Mitral valve replacement versus mitral valve repair. A Doppler and quantitative stress echocardiographic study.

Abstract
BACKGROUND Standard mitral valve replacement (MVR) in patients with chronic mitral regurgitation results in consistent reductions in resting postoperative ejection fraction. This has been attributed to removal of the low-impedance ejection pathway into the left atrium or to disruption of the chordal apparatus. Mitral valve repair (MVP) does not reduce ejection fraction at rest. However, whether MVP confers any advantages with regard to dynamic left ventricular performance has not been investigated. The aim of this study was to directly compare standard MVR with MVP and to determine their respective influences on ventricular ejection performance during bicycle exercise. METHODS AND RESULTS Ten consecutive patients with pure chronic mitral regurgitation who underwent MVP and 10 patients matched for age, sex, and preoperative ejection fraction who underwent standard MVR for pure chronic mitral regurgitation performed symptom-limited, graded upright bicycle exercise with simultaneous Doppler and quantitative two-dimensional echocardiography. Patients with MVP had significantly greater rest (55 +/- 12%) and exercise (63 +/- 11%) ejection fractions than matched patients with MVR (40 +/- 13% [P < .0001] and 42 +/- 17% [P < .005], respectively). End-systolic circumferential wall stress was significantly lower at rest (190 +/- 36 versus 244 +/- 46; P < .03) and at peak exercise (231 +/- 46 versus 300 +/- 52; P < .02) in patients with MVP. At peak exercise, left ventricular shape was significantly more spherical in patients with MVR than those with MVP (1.84 +/- 0.31 versus 2.45 +/- 0.59; P < .02).
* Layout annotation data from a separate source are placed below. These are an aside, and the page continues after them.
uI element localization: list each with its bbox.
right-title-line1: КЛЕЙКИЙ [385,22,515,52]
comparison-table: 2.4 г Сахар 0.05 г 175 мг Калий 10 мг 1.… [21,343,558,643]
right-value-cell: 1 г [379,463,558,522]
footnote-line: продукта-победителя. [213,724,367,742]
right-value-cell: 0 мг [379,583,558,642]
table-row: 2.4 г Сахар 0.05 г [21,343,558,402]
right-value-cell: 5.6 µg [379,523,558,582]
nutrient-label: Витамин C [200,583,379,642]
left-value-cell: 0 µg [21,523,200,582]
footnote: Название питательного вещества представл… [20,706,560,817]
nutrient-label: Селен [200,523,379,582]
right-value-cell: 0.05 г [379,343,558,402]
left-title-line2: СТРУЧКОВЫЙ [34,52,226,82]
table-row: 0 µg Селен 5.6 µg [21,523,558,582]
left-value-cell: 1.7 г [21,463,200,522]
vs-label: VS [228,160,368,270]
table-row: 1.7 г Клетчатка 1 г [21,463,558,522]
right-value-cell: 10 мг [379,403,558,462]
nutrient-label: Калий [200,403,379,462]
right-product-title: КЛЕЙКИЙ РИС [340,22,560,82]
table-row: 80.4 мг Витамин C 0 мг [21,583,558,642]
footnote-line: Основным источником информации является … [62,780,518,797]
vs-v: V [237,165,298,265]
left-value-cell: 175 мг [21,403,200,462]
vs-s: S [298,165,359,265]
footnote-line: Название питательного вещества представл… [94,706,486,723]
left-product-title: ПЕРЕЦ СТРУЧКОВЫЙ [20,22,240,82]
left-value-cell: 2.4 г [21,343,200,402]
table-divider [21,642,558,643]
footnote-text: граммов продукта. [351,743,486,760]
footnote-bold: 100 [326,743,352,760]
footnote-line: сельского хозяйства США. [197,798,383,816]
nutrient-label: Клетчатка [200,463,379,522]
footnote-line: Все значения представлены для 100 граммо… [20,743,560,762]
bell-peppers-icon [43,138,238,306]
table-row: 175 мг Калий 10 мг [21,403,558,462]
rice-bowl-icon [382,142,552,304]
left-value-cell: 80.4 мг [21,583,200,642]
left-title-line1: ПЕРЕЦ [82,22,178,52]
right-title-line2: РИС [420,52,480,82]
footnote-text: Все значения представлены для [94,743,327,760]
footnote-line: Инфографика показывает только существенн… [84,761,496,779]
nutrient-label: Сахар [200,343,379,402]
CONCLUSIONS MVR with chordal transection resulted in significant reductions in rest and exercise ejection fraction. This was caused in part by a significant increase in end-systolic circumferential wall stress. MVP resulted in improved rest and exercise ejection indexes, primarily due to a marked reduction in end-systolic stress and maintenance of a more ellipsoidal chamber geometry.